In retirement, Yamauchi donated money to build a cancer treatment center in Kyoto and founded Shigureden, a museum of poetry (Ogura Hyakunin Isshu) in Kyoto.

Personal life

In 1950, Inaba had a daughter named Yōko. Yōko later married Minoru Arakawa, who was chosen by Yamauchi to manage Nintendo's American company. Inaba experienced several miscarriages and often faced health problems. In 1957, she gave birth to another daughter, Fujiko, and then a son named Katsuhito. Inaba passed away on July 29, 2012, at the age of 82.

Years after leaving the family, Yamauchi's father returned to visit him. Yamauchi refused to speak with him. When Yamauchi was nearly 30, his father died from a stroke. At the funeral, Yamauchi met his father's wife and their four daughters, whom he had never met before. He felt deep sadness for months, regretting that he had ignored his father, and began visiting his father's grave regularly.

Yamauchi was described as a strict man who focused heavily on business. His children felt he spent more time working at Nintendo than with them. Because he often fired employees who disagreed with him, Henk Rogers, who helped make the Game Boy successful by releasing a version of Tetris, called him a leader who made most decisions alone. Interestingly, despite leading a company that creates video games, Yamauchi rarely played them. One exception was a game called Igo: Kyuu Roban Taikyoku, created by Rogers and based on the board game Go. Yamauchi was also interested in Go, achieving a high level of skill, and enjoyed games using hanafuda cards.

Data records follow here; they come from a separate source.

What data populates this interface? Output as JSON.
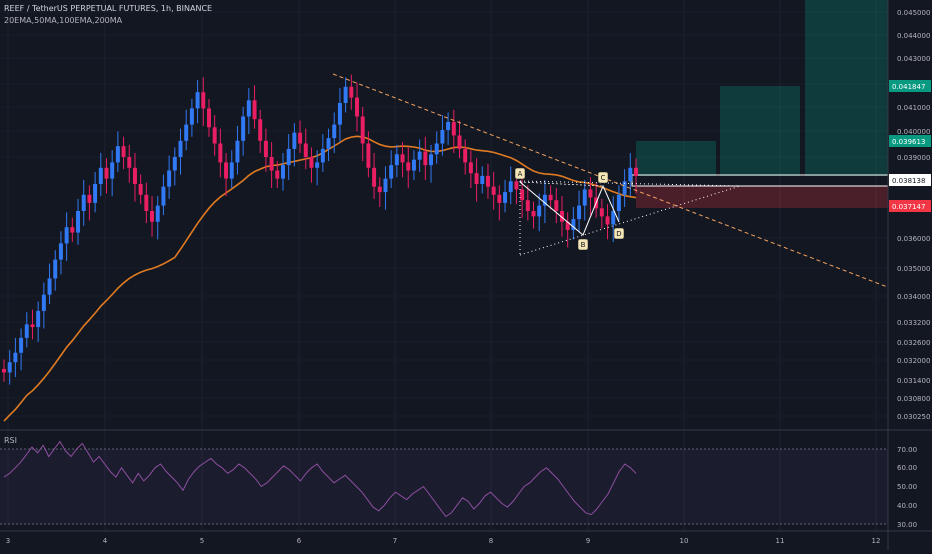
{
  "chart_data": {
    "type": "candlestick",
    "title": "REEF / TetherUS PERPETUAL FUTURES, 1h, BINANCE",
    "indicators": "20EMA,50MA,100EMA,200MA",
    "x_ticks": [
      "3",
      "4",
      "5",
      "6",
      "7",
      "8",
      "9",
      "10",
      "11",
      "12"
    ],
    "y_ticks": [
      "0.045000",
      "0.044000",
      "0.043000",
      "0.042000",
      "0.041000",
      "0.040000",
      "0.039000",
      "0.036000",
      "0.035000",
      "0.034000",
      "0.033200",
      "0.032600",
      "0.032000",
      "0.031400",
      "0.030800",
      "0.030250"
    ],
    "price_labels": [
      {
        "value": "0.041847",
        "color": "#089981"
      },
      {
        "value": "0.039613",
        "color": "#089981"
      },
      {
        "value": "0.038138",
        "color": "#ffffff"
      },
      {
        "value": "0.037147",
        "color": "#f23645"
      }
    ],
    "pattern_points": [
      "A",
      "B",
      "C",
      "D"
    ],
    "colors": {
      "up": "#3179f5",
      "down": "#e91e63",
      "ma": "#e07b22",
      "rsi": "#8e4fa0",
      "trend": "#f3a260"
    },
    "rsi": {
      "label": "RSI",
      "y_ticks": [
        "70.00",
        "60.00",
        "50.00",
        "40.00",
        "30.00"
      ],
      "values": [
        55,
        57,
        60,
        63,
        67,
        71,
        68,
        72,
        66,
        70,
        74,
        69,
        66,
        70,
        73,
        68,
        63,
        66,
        62,
        58,
        55,
        60,
        56,
        52,
        57,
        53,
        56,
        60,
        62,
        58,
        55,
        52,
        48,
        54,
        58,
        61,
        63,
        65,
        62,
        60,
        57,
        59,
        62,
        60,
        57,
        54,
        50,
        52,
        55,
        58,
        61,
        59,
        56,
        53,
        57,
        60,
        62,
        58,
        55,
        52,
        54,
        56,
        53,
        50,
        47,
        43,
        39,
        37,
        40,
        44,
        47,
        45,
        43,
        46,
        48,
        50,
        46,
        42,
        38,
        34,
        36,
        40,
        44,
        42,
        38,
        41,
        45,
        47,
        44,
        41,
        39,
        42,
        46,
        50,
        52,
        55,
        58,
        60,
        57,
        54,
        50,
        46,
        42,
        39,
        36,
        35,
        38,
        42,
        46,
        52,
        58,
        62,
        60,
        57
      ]
    },
    "bars": [
      [
        0.03115,
        0.03102
      ],
      [
        0.03102,
        0.0314
      ],
      [
        0.0314,
        0.03175
      ],
      [
        0.03175,
        0.0323
      ],
      [
        0.0323,
        0.0328
      ],
      [
        0.0328,
        0.0327
      ],
      [
        0.0327,
        0.0333
      ],
      [
        0.0333,
        0.0339
      ],
      [
        0.0339,
        0.0345
      ],
      [
        0.0345,
        0.0352
      ],
      [
        0.0352,
        0.0358
      ],
      [
        0.0358,
        0.0364
      ],
      [
        0.0364,
        0.0362
      ],
      [
        0.0362,
        0.037
      ],
      [
        0.037,
        0.0376
      ],
      [
        0.0376,
        0.0373
      ],
      [
        0.0373,
        0.038
      ],
      [
        0.038,
        0.0386
      ],
      [
        0.0386,
        0.0382
      ],
      [
        0.0382,
        0.0388
      ],
      [
        0.0388,
        0.0394
      ],
      [
        0.0394,
        0.039
      ],
      [
        0.039,
        0.0386
      ],
      [
        0.0386,
        0.038
      ],
      [
        0.038,
        0.0376
      ],
      [
        0.0376,
        0.037
      ],
      [
        0.037,
        0.0366
      ],
      [
        0.0366,
        0.0372
      ],
      [
        0.0372,
        0.0379
      ],
      [
        0.0379,
        0.0385
      ],
      [
        0.0385,
        0.039
      ],
      [
        0.039,
        0.0396
      ],
      [
        0.0396,
        0.0402
      ],
      [
        0.0402,
        0.0408
      ],
      [
        0.0408,
        0.0414
      ],
      [
        0.0414,
        0.0408
      ],
      [
        0.0408,
        0.0401
      ],
      [
        0.0401,
        0.0395
      ],
      [
        0.0395,
        0.0388
      ],
      [
        0.0388,
        0.0382
      ],
      [
        0.0382,
        0.0388
      ],
      [
        0.0388,
        0.0396
      ],
      [
        0.0396,
        0.0405
      ],
      [
        0.0405,
        0.0411
      ],
      [
        0.0411,
        0.0404
      ],
      [
        0.0404,
        0.0396
      ],
      [
        0.0396,
        0.039
      ],
      [
        0.039,
        0.0385
      ],
      [
        0.0385,
        0.0382
      ],
      [
        0.0382,
        0.0387
      ],
      [
        0.0387,
        0.0393
      ],
      [
        0.0393,
        0.0399
      ],
      [
        0.0399,
        0.0395
      ],
      [
        0.0395,
        0.039
      ],
      [
        0.039,
        0.0386
      ],
      [
        0.0386,
        0.0388
      ],
      [
        0.0388,
        0.0393
      ],
      [
        0.0393,
        0.0397
      ],
      [
        0.0397,
        0.0402
      ],
      [
        0.0402,
        0.041
      ],
      [
        0.041,
        0.0416
      ],
      [
        0.0416,
        0.0412
      ],
      [
        0.0412,
        0.0405
      ],
      [
        0.0405,
        0.0395
      ],
      [
        0.0395,
        0.0386
      ],
      [
        0.0386,
        0.0379
      ],
      [
        0.0379,
        0.0377
      ],
      [
        0.0377,
        0.0382
      ],
      [
        0.0382,
        0.0387
      ],
      [
        0.0387,
        0.0391
      ],
      [
        0.0391,
        0.0388
      ],
      [
        0.0388,
        0.0385
      ],
      [
        0.0385,
        0.0389
      ],
      [
        0.0389,
        0.0392
      ],
      [
        0.0392,
        0.0387
      ],
      [
        0.0387,
        0.0391
      ],
      [
        0.0391,
        0.0395
      ],
      [
        0.0395,
        0.04
      ],
      [
        0.04,
        0.0403
      ],
      [
        0.0403,
        0.0398
      ],
      [
        0.0398,
        0.0393
      ],
      [
        0.0393,
        0.0388
      ],
      [
        0.0388,
        0.0384
      ],
      [
        0.0384,
        0.038
      ],
      [
        0.038,
        0.0383
      ],
      [
        0.0383,
        0.0379
      ],
      [
        0.0379,
        0.0376
      ],
      [
        0.0376,
        0.0373
      ],
      [
        0.0373,
        0.0377
      ],
      [
        0.0377,
        0.0381
      ],
      [
        0.0381,
        0.0378
      ],
      [
        0.0378,
        0.0374
      ],
      [
        0.0374,
        0.037
      ],
      [
        0.037,
        0.0368
      ],
      [
        0.0368,
        0.0372
      ],
      [
        0.0372,
        0.0376
      ],
      [
        0.0376,
        0.0374
      ],
      [
        0.0374,
        0.037
      ],
      [
        0.037,
        0.0366
      ],
      [
        0.0366,
        0.0363
      ],
      [
        0.0363,
        0.0367
      ],
      [
        0.0367,
        0.0372
      ],
      [
        0.0372,
        0.0378
      ],
      [
        0.0378,
        0.0375
      ],
      [
        0.0375,
        0.0371
      ],
      [
        0.0371,
        0.0368
      ],
      [
        0.0368,
        0.0365
      ],
      [
        0.0365,
        0.037
      ],
      [
        0.037,
        0.0376
      ],
      [
        0.0376,
        0.0381
      ],
      [
        0.0381,
        0.0386
      ],
      [
        0.0386,
        0.0383
      ]
    ]
  }
}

Ownership of the Seattle Mariners

In 1991, the Seattle Mariners were put up for sale. If no local owner was found, the team would be moved to Florida. To stop this, a group of Seattle business leaders created The Baseball Club of Seattle and looked for someone who could provide a large amount of money. When Bill Gates, owner of Microsoft, refused to help, Senator Slade Gorton of Washington, who had worked with Nintendo during Senate hearings about intellectual property theft, reached out to Yamauchi through Howard Lincoln, CEO of Nintendo of America. Yamauchi was grateful to Seattle, where Nintendo of America is based, for its support. He agreed to join the effort, offering $75 million toward a total bid of $125 million. The Mariners were interested, but Major League Baseball opposed the plan, as it would give a Japanese person control of 60% of the team. After pressure from figures like George W. Bush, owner of the Texas Rangers, MLB agreed, but Yamauchi was not allowed to own more than 50% of the voting shares.

As an owner, Yamauchi was not involved in daily decisions, giving his rights to Nintendo of America and never attending a game. The one game he planned to attend, scheduled for Kyoto in 2003, was moved to the United States because of the upcoming Iraq War.

Death

On September 19, 2013, Yamauchi passed away at the age of 85 due to complications from pneumonia. Nintendo released a statement saying its employees were grieving the loss of their former president.